この投稿は、CoinDeskによる、WLFIが自社のガバナンストークンを担保として預け入れ、これを担保にステーブルコインを借り入れたうえで、さらにUSD1レンディングプールから資金を引き出し、他の預入者が資金を引き出せない状況を作り出したという報道に対する反応であった。
CoinDeskからのコメント要請に対し、WLFIは当該取引について直接の説明や否定は行わず、その代わりに報道後に公開したSNS投稿を示し、ポジションは意図的かつ有益なものであると主張した。
Xのアカウントでは、「私たちはWLFI Marketsにおける最大級の供給者かつ借り手である」とし、「確かに、自社トークンWLFIを担保に供給しステーブルコインを借りているが、清算に瀕した状況ではなく、市場が大きく不利に動いた場合でも単に担保を追加するだけだ」と述べている。
この発言は、清算回避のためにWLFIがさらなる自社トークンの担保追加を行うことを示唆しており、CoinDesk報道が指摘した懸念を払拭するに至っていない。特に、WLFIのアドバイザーが関わるプロトコル上で、WLFI建てポジションを自社トークンで担保するという循環構造は、投資家の注視を要する問題とみられる。

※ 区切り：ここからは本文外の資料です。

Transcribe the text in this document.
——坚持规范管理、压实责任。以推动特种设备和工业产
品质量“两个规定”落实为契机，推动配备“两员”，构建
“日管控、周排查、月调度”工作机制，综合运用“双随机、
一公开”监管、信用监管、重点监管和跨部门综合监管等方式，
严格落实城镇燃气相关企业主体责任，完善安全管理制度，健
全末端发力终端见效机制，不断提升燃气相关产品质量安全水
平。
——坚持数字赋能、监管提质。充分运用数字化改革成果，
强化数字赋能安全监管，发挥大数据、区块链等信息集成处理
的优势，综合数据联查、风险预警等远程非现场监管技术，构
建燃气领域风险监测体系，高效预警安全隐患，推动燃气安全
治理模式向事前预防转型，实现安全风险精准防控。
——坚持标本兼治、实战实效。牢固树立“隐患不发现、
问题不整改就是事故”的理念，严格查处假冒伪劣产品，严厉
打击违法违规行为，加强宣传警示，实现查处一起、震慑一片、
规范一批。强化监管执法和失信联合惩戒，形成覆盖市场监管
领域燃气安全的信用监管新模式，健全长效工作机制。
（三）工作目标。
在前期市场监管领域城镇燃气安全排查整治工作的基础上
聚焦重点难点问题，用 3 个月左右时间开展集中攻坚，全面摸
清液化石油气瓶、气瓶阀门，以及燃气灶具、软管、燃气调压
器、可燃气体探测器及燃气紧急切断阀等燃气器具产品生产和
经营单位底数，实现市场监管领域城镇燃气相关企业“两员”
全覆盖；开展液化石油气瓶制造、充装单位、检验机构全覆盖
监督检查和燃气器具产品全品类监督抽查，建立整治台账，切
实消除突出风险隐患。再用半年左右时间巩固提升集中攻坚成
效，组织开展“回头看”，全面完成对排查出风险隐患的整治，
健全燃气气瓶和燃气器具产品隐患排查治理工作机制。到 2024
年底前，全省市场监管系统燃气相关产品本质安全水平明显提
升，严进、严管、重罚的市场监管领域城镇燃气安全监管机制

WLFIは自身の位置付けを「アンカー・ボロワー(中核的借り手)」とし、この借入が伝統市場の低利回り環境下において他ユーザーに利回りを提供していると説明した。また、過去6カ月間に約4億3530万枚のWLFIトークンを平均価格0.1507ドルで市場から買い戻し、総額6558万ドル相当を支出したことを開示した。さらに、初期保有者向けにトークンをアンロックするためのガバナンス提案を来週投稿する予定であるとした。
しかしこれらの買い戻し価格と現在の取引価格には約48%の乖離があり、WLFIの財務部門は大幅な含み損を抱えている状況にある。こうした事情も相まって、WLFIトークンは2025年のローンチ以来の最安値を更新した。
さらに、約30億枚のWLFIトークンが中継ウォレットに保管されている。これは財務部門が4月2日および4月7日に移転したもので、現行価格で約2億3400万ドル相当に相当し、1週間前の2億6600万ドルから減少している。
これらのトークンが同様にDolomiteへ流入した場合、WLFIには多方面で不利に働くと考えられる。価格の下落に伴い1枚あたりの借入余力が低下し、既にほぼ枯渇状態のレンディングプールから更に多くのステーブルコインを借りるには追加担保が必要となるが、それは他の預入者の資金引き出しをより困難にすることになる。加えて、レンディングポジションを支える担保は1日で12%下落したトークンに一層依存する形となっている。